PatchSiren cyber security CVE debrief
CVE-2026-44802 Microsoft CVE debrief
CVE-2026-44802 is a use-after-free vulnerability in the Windows DWM Core Library. This vulnerability has a CVSS score of 7.8 and is classified as HIGH severity. An authorized attacker can exploit this vulnerability to elevate privileges locally. The vulnerability was published on [cvePublishedAt]2026-06-09T17:17:16.010Z[/cvePublishedAt] and last modified on [cveModifiedAt]2026-06-12T17:05:08.167Z[/cveModifiedAt].
- Vendor
- Microsoft
- Product
- Windows 10 Version 1809
- CVSS
- HIGH 7.8
- CISA KEV
- Not listed in stored evidence
- Original CVE published
- 2026-06-09
- Original CVE updated
- 2026-06-12
- Advisory published
- 2026-06-09
- Advisory updated
- 2026-06-12
Who should care
Administrators and users of Windows operating systems should be aware of this vulnerability, especially in environments where local privilege escalation is a concern.
Technical summary
The vulnerability is caused by a use-after-free issue in the Windows DWM Core Library. This type of vulnerability occurs when a program tries to use memory after it has been freed, which can lead to unpredictable behavior, crashes, or, in this case, potential privilege escalation.
Defensive priority
High
Recommended defensive actions
- Apply patches or updates provided by Microsoft as soon as possible.

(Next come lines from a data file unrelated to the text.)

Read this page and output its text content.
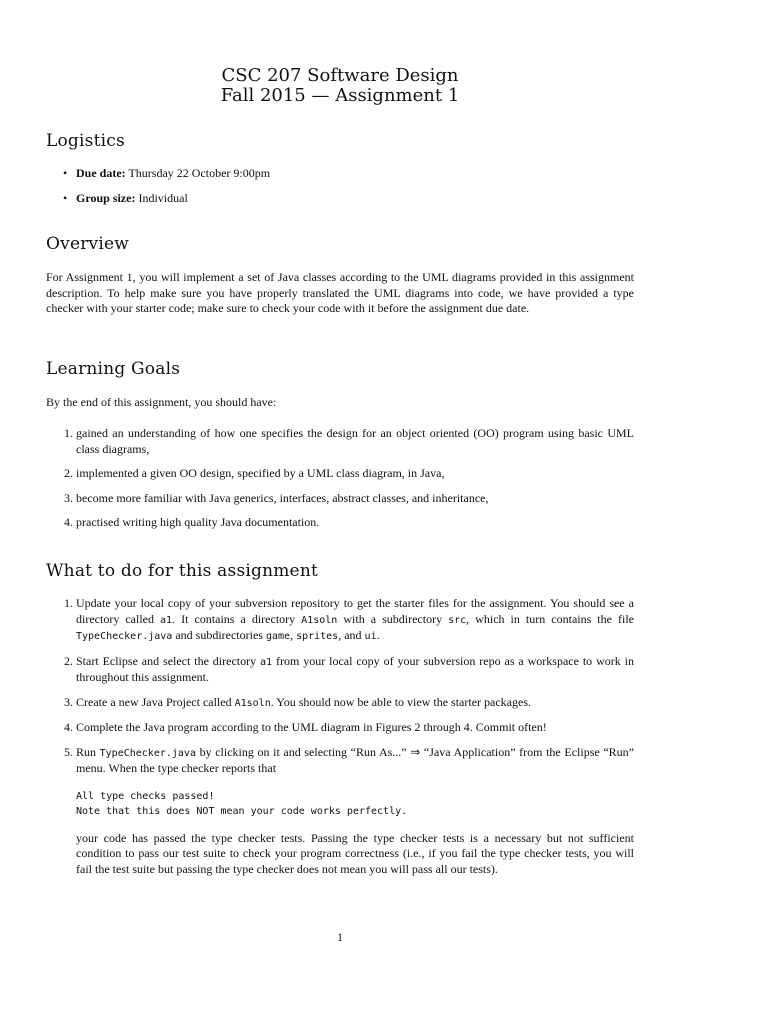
CSC 207 Software Design
Fall 2015 — Assignment 1
Logistics
• Due date: Thursday 22 October 9:00pm
• Group size: Individual
Overview

For Assignment 1, you will implement a set of Java classes according to the UML diagrams provided in this assignment description. To help make sure you have properly translated the UML diagrams into code, we have provided a type checker with your starter code; make sure to check your code with it before the assignment due date.

Learning Goals

By the end of this assignment, you should have:

1. gained an understanding of how one specifies the design for an object oriented (OO) program using basic UML class diagrams,
2. implemented a given OO design, specified by a UML class diagram, in Java,
3. become more familiar with Java generics, interfaces, abstract classes, and inheritance,
4. practised writing high quality Java documentation.
What to do for this assignment
1. Update your local copy of your subversion repository to get the starter files for the assignment. You should see a directory called a1. It contains a directory A1soln with a subdirectory src, which in turn contains the file TypeChecker.java and subdirectories game, sprites, and ui.
2. Start Eclipse and select the directory a1 from your local copy of your subversion repo as a workspace to work in throughout this assignment.
3. Create a new Java Project called A1soln. You should now be able to view the starter packages.
4. Complete the Java program according to the UML diagram in Figures 2 through 4. Commit often!
5. Run TypeChecker.java by clicking on it and selecting “Run As...” ⇒ “Java Application” from the Eclipse “Run” menu. When the type checker reports that
All type checks passed!
Note that this does NOT mean your code works perfectly.
your code has passed the type checker tests. Passing the type checker tests is a necessary but not sufficient condition to pass our test suite to check your program correctness (i.e., if you fail the type checker tests, you will fail the test suite but passing the type checker does not mean you will pass all our tests).
1
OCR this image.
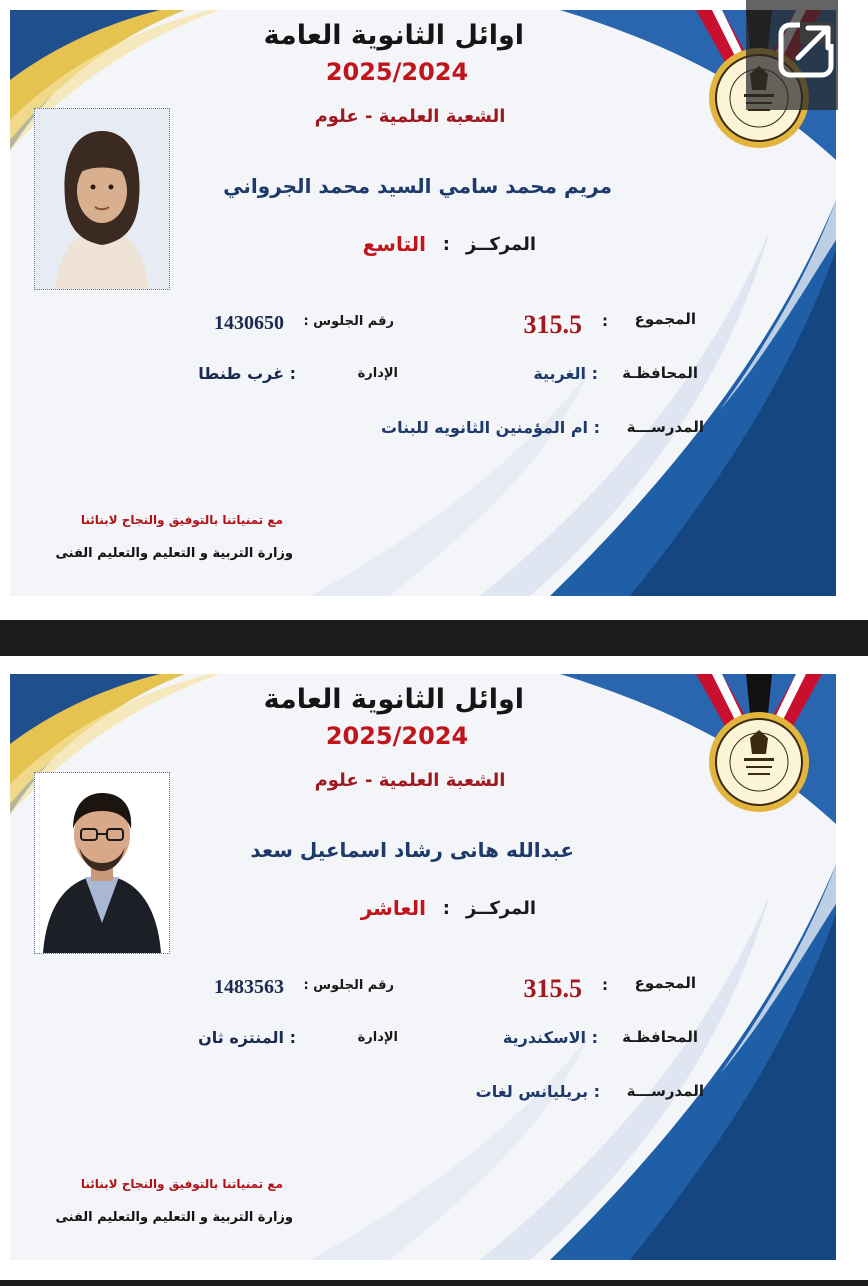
اوائل الثانوية العامة
2025/2024
الشعبة العلمية - علوم
مريم محمد سامي السيد محمد الجرواني
المركــز
:
التاسع
المجموع
:
315.5
رقم الجلوس :
1430650
المحافظـة
: الغربية
الإدارة
: غرب طنطا
المدرســـة
: ام المؤمنين الثانويه للبنات
مع تمنياتنا بالتوفيق والنجاح لابنائنا
وزارة التربية و التعليم والتعليم الفنى
اوائل الثانوية العامة
2025/2024
الشعبة العلمية - علوم
عبدالله هانى رشاد اسماعيل سعد
المركــز
:
العاشر
المجموع
:
315.5
رقم الجلوس :
1483563
المحافظـة
: الاسكندرية
الإدارة
: المنتزه ثان
المدرســـة
: بريليانس لغات
مع تمنياتنا بالتوفيق والنجاح لابنائنا
وزارة التربية و التعليم والتعليم الفنى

- Ensure that all Windows operating systems and related components are up-to-date.
- Monitor systems for unusual activity that could indicate exploitation.
Evidence notes
The CVE record and details are sourced from official databases and vendor advisories.
Official resources
-
CVE-2026-44802 CVE record
CVE.org
-
CVE-2026-44802 NVD detail
NVD
-
Source item URL
nvd_modified
-
Mitigation or vendor reference
[email protected] - Vendor Advisory
CVE-2026-44802 was published on [cvePublishedAt]2026-06-09T17:17:16.010Z[/cvePublishedAt].